Even Democrats further down in the polls are posting strong results. New Mexico Gov. Bill Richardson took in $6 million, Connecticut Sen. Chris Dodd raised approximately $4 million, and Sen. Joe Biden of Delaware raised $1 million to $2 million.

"Someone like Bill Richardson's ability to post $6 million in the first few months of the fundraising cycle is quite amazing," said CNN Political Editor Mark Preston. "He's from a small state, but it also shows that Bill Richardson still has a national fundraising network."

And there are a few surprises on the Republican side. Former Massachusetts Gov. Mitt Romney raised more than $20 million.

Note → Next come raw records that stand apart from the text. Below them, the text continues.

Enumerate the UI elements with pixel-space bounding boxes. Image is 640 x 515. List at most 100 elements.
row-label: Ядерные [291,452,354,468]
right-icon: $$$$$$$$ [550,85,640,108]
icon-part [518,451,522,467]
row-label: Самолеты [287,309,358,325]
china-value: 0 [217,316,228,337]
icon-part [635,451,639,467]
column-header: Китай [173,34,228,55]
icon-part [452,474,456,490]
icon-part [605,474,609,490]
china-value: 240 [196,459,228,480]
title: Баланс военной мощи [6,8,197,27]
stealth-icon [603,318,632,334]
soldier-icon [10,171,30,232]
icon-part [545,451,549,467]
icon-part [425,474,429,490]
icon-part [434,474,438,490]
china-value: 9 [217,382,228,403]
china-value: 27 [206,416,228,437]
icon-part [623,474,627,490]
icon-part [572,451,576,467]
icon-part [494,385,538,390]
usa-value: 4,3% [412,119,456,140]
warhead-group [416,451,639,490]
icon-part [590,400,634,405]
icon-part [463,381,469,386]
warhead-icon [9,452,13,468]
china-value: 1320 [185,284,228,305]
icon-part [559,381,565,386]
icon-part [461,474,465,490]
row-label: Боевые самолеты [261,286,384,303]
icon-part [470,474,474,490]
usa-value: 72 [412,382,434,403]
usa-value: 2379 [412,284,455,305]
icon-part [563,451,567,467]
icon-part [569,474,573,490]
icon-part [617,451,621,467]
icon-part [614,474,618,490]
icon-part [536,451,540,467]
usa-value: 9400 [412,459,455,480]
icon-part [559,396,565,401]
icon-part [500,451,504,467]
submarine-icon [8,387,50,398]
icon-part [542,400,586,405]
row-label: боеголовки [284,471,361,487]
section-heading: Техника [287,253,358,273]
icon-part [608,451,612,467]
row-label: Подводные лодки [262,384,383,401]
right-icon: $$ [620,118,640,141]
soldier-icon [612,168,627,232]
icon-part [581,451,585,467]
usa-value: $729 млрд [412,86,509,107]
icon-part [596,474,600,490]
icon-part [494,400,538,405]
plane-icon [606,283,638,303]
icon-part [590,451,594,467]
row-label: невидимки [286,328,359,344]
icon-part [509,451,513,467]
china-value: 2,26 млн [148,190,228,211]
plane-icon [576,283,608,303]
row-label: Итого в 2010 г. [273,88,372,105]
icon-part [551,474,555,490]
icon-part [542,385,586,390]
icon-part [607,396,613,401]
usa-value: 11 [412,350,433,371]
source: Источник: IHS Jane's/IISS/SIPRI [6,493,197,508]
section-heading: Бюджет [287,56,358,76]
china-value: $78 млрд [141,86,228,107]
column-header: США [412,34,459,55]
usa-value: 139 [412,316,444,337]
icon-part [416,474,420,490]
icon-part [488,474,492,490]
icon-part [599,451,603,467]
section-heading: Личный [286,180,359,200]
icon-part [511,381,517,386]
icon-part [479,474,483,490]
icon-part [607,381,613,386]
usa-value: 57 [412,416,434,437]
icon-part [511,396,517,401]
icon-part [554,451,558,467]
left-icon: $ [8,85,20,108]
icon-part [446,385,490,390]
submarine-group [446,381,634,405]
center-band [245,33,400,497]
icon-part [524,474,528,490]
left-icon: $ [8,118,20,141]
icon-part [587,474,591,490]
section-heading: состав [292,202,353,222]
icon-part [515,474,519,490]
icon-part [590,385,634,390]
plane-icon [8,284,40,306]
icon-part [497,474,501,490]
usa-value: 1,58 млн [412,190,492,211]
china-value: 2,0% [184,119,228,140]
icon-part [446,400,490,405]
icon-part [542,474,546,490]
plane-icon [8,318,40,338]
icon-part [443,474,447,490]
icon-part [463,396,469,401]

"I think that the quarter goes to Mitt Romney," Preston said.

What about the front-runner in the Republican polls, former New York City Mayor Rudy Giuliani? His $14 million take is not too shabby. And Sen. John McCain of Arizona took in $12.5 million. That sounds pretty healthy, but the McCain campaign says, ``We had hoped to do better.''

Altogether, Democrats raised more than $50 million in the first quarter. That's over twice as much as they raised four years ago.

The Republican total is approaching $40 million. The last time Republicans had a competitive race -- eight years ago -- the total was just over $14 million at this point.

Why is so much money pouring into this campaign? With no incumbent president or vice president running, the race is wide open. Clinton acknowledged the need for alternative ways to fund campaigns, saying, "Eventually, I think we've got to look toward public financing."

But Clinton and most of the leading candidates in both parties have concluded that public financing will not be adequate this year. So they're raising money for both the primaries and the general election campaigns.

When all is said and done, we could be looking at the first billion-dollar election in the nation's history. All that big money does not come from a few fat-cat contributors. The most an individual can contribute to a candidate is $2,300 for the primaries and $2,300 for the general election. It looks like a lot of people are willing and able to do that.